Une envie de copier-coller cultivée également par les producteurs de Jobs, le tout nouveau biopic consacré au fondateur d’Apple. Cela faisait quelques mois qu’Ashton Kutcher avait adopté la garde-robe de l’homme à la pomme – soit un vieux Levi’s délavé, un pull à col roulé noir et une paire de sneakers Balance en fin de vie. Une ressemblance qui ne semble pas s’arrêter qu’au physique d’ailleurs : sous ses airs de ne pas y toucher et surtout de ne pas en toucher une, l’ex-mari de Demi Moore est un investisseur au nez creux, porté sur le 2.0, aussi authentiquement geek que l’inventeur de l’iPad.

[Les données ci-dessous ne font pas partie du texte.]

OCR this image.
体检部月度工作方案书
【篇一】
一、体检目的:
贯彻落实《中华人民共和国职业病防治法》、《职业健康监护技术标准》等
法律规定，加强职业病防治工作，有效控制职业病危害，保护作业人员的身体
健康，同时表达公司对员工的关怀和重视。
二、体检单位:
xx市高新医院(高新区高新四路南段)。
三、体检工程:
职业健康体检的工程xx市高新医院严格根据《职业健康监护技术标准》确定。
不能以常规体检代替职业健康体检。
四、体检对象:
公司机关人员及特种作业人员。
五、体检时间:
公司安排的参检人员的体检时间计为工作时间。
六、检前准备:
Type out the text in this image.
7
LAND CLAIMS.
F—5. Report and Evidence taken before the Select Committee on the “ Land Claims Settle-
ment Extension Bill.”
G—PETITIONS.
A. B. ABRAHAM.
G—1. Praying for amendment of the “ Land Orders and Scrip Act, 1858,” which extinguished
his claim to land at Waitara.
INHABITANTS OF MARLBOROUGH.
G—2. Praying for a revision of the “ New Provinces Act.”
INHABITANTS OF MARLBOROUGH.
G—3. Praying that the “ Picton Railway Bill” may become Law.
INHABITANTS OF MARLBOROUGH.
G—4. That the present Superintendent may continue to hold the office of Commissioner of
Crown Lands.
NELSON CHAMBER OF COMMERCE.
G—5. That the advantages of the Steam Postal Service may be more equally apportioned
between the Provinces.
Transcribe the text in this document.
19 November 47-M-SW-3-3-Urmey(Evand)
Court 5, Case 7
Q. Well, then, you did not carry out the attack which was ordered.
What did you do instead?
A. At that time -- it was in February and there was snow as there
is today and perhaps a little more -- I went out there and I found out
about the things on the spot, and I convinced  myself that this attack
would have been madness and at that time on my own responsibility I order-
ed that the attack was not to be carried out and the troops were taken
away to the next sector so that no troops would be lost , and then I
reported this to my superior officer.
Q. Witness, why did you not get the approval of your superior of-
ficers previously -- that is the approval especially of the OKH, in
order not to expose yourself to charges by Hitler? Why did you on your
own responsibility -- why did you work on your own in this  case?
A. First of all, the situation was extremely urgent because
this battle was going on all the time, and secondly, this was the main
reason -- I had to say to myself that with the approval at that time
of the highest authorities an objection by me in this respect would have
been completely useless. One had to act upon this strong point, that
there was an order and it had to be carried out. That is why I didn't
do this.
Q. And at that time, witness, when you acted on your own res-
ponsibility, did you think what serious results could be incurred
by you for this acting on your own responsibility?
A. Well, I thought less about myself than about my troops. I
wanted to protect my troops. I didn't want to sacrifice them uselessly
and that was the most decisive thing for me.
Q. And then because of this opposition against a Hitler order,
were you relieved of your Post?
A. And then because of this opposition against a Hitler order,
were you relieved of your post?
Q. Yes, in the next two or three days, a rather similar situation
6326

Le film, qui vient de faire la clôture de Sundance,  » le  » grand rendez-vous annuel du cinéma indépendant aux Etats-Unis, serait l’un des plus attendus de 2013. Preuve que désormais la vie d’un supervendeur de matériel informatique est capable de faire rêver.

 » Les combats à mener aujourd’hui sont économiques, ajoute Marc Lits. Derrière tous ces profils couve l’idée que ce n’est plus en se battant avec ses poings que l’on va décrocher un bon job mais en étant plus qualifié – donc en étudiant plus – ou en ayant le coup de génie qui va tout révolutionner. Il ne faut pas oublier non plus que le public à qui ces séries et ces films sont destinés est lui aussi de plus en plus scolarisé : il y a en Belgique plus de 100 000 jeunes qui poursuivent des études supérieures. Plus que jamais en temps de crise, l’effort, sous toutes ses formes, est revalorisé. « 

Ainsi, le nouveau visage du parfum Armani Eau pour Homme n’est autre que le créateur italien lui-même, backuppé dans la version Eau de Nuit par le violoniste Charlie Siem et le photographe Francesco Carrozzini. Deux (très) jolis garçons aux visages complètement inconnus du grand public choisis pour leur talent et posant sobrement dans une photographie noir et blanc. Une ascèse qui fait écho à celle de la publicité pour le parfum N°5 de Chanel, mettant en scène dans un plan fixe un Brad Pitt christique et non retouché déclamant face caméra un poème – plutôt triste – en anglais. Et que l’on retrouve aussi dans la dernière campagne Prada – elle aussi en noir et blanc – où les people shootés comme des  » vrais gens  » sont presque méconnaissables.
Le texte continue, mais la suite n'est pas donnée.